The crazy people in Berkeley wander around pushing shopping carts; the crazy people in Glastonbury sit in fields smoking pot. What is distinctive about Santa Cruz is its peculiarly high-functioning crazy people, like this guy, who are entirely divorced from reality, yet somehow manage to, for instance, run a record label.
But EMI don't own the particular soundwaves which comprise the Beatles' songs. Instead they own the very idea of these songs. EMI has sole and total ownership over the platonic ideals of which any particular instance of a Beatles song is merely a shadow. This ideal encompases any sound resembling the songs, any text resembling their lyrics, any album cover resembling theirs, any musical notes close enough to a Beatles tune.
In a very real sense, EMIs ownership of this music is analogous to them owning the number 537. A platonic ideal. No matter who sings it, or performs it, or records it, or sells it, or even hums it this music belongs to EMI because they own the very idea of it.
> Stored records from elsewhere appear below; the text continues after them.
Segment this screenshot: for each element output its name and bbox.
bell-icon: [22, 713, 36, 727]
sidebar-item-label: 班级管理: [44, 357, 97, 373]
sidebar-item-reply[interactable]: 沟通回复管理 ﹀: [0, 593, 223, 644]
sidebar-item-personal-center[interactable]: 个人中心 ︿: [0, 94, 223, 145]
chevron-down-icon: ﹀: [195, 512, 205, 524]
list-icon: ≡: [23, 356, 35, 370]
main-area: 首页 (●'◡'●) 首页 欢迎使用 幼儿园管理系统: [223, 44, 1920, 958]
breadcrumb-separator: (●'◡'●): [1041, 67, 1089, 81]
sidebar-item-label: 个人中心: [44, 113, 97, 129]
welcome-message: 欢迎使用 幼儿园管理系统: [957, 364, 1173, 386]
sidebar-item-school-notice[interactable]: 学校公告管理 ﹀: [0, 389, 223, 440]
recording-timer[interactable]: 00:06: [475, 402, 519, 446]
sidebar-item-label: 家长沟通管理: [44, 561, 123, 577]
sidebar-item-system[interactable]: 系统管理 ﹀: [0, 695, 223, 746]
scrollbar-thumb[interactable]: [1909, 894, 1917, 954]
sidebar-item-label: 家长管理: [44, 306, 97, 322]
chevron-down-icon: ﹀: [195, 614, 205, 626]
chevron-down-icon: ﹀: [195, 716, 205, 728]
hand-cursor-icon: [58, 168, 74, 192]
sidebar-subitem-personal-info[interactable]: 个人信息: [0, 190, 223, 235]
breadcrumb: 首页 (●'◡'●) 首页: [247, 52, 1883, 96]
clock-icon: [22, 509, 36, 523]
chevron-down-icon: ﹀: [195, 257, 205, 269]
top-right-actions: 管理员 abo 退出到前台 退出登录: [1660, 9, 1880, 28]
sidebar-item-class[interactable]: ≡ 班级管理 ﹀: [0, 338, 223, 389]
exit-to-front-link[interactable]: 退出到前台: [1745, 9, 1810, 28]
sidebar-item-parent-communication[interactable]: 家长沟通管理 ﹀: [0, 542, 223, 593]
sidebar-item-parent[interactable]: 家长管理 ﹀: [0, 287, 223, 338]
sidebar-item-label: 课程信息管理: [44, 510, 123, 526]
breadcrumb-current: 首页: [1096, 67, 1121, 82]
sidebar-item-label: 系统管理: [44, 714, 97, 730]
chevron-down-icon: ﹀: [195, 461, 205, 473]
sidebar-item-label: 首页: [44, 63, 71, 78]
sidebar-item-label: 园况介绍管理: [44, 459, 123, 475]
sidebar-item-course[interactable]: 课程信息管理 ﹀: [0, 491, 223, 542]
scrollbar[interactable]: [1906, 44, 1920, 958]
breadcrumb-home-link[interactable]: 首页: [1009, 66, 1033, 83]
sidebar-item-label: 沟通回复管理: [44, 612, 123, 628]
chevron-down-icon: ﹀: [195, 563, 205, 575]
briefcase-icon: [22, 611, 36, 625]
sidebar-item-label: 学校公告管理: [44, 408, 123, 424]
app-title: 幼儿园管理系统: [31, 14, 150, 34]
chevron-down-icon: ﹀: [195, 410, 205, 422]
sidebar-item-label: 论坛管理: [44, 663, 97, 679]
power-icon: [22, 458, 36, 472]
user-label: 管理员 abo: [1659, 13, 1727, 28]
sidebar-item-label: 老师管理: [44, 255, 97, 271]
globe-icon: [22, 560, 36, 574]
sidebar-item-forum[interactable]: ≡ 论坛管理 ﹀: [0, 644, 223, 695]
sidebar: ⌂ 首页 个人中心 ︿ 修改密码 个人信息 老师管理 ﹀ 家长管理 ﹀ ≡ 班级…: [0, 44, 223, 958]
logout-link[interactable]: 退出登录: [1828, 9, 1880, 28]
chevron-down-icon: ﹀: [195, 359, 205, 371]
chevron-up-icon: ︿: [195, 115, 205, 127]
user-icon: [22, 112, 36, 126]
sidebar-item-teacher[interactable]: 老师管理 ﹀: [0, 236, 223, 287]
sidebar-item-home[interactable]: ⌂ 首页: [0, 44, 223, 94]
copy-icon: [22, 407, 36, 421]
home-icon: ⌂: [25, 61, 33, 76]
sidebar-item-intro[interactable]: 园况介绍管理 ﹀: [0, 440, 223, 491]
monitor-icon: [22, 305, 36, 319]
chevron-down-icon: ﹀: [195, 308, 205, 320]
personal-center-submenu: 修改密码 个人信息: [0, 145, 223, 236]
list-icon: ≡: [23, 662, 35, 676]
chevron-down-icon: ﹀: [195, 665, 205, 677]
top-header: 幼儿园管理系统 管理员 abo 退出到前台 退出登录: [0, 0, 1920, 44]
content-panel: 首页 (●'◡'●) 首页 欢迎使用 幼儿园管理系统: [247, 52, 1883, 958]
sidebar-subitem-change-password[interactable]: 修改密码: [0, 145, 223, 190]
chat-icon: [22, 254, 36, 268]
They own it now, and will probably own it in perpetuity, for the rest of eternity.
So which is crazier; this guys argument or the concept of copyrighted music itself?
May the Maths Be with you!
Are you kidding? His pedantic argument sounds right at home here on slashdot. "What, you mean I'm not allowed to point a camera in a certain direction and push the button?" (just because it happens to be pointed at a copyright painting?) "You mean it's illegal to pluck magnetic waves from the atmosphere and visualize them?" (satellite TV piracy). Or, "My resampling algorithm provably changes every audio sample in the recording. Who's to say it's not an original work" (just because it sounds the same for all practical purposes), "I mean, there's obviously a slippery slope here. What percent of the bits do I have to change, 40%, 60%, hmmmmmm? Can't pick a reasonable percentage, can you? The judge in this case obviously doesn't 'get it' at all!"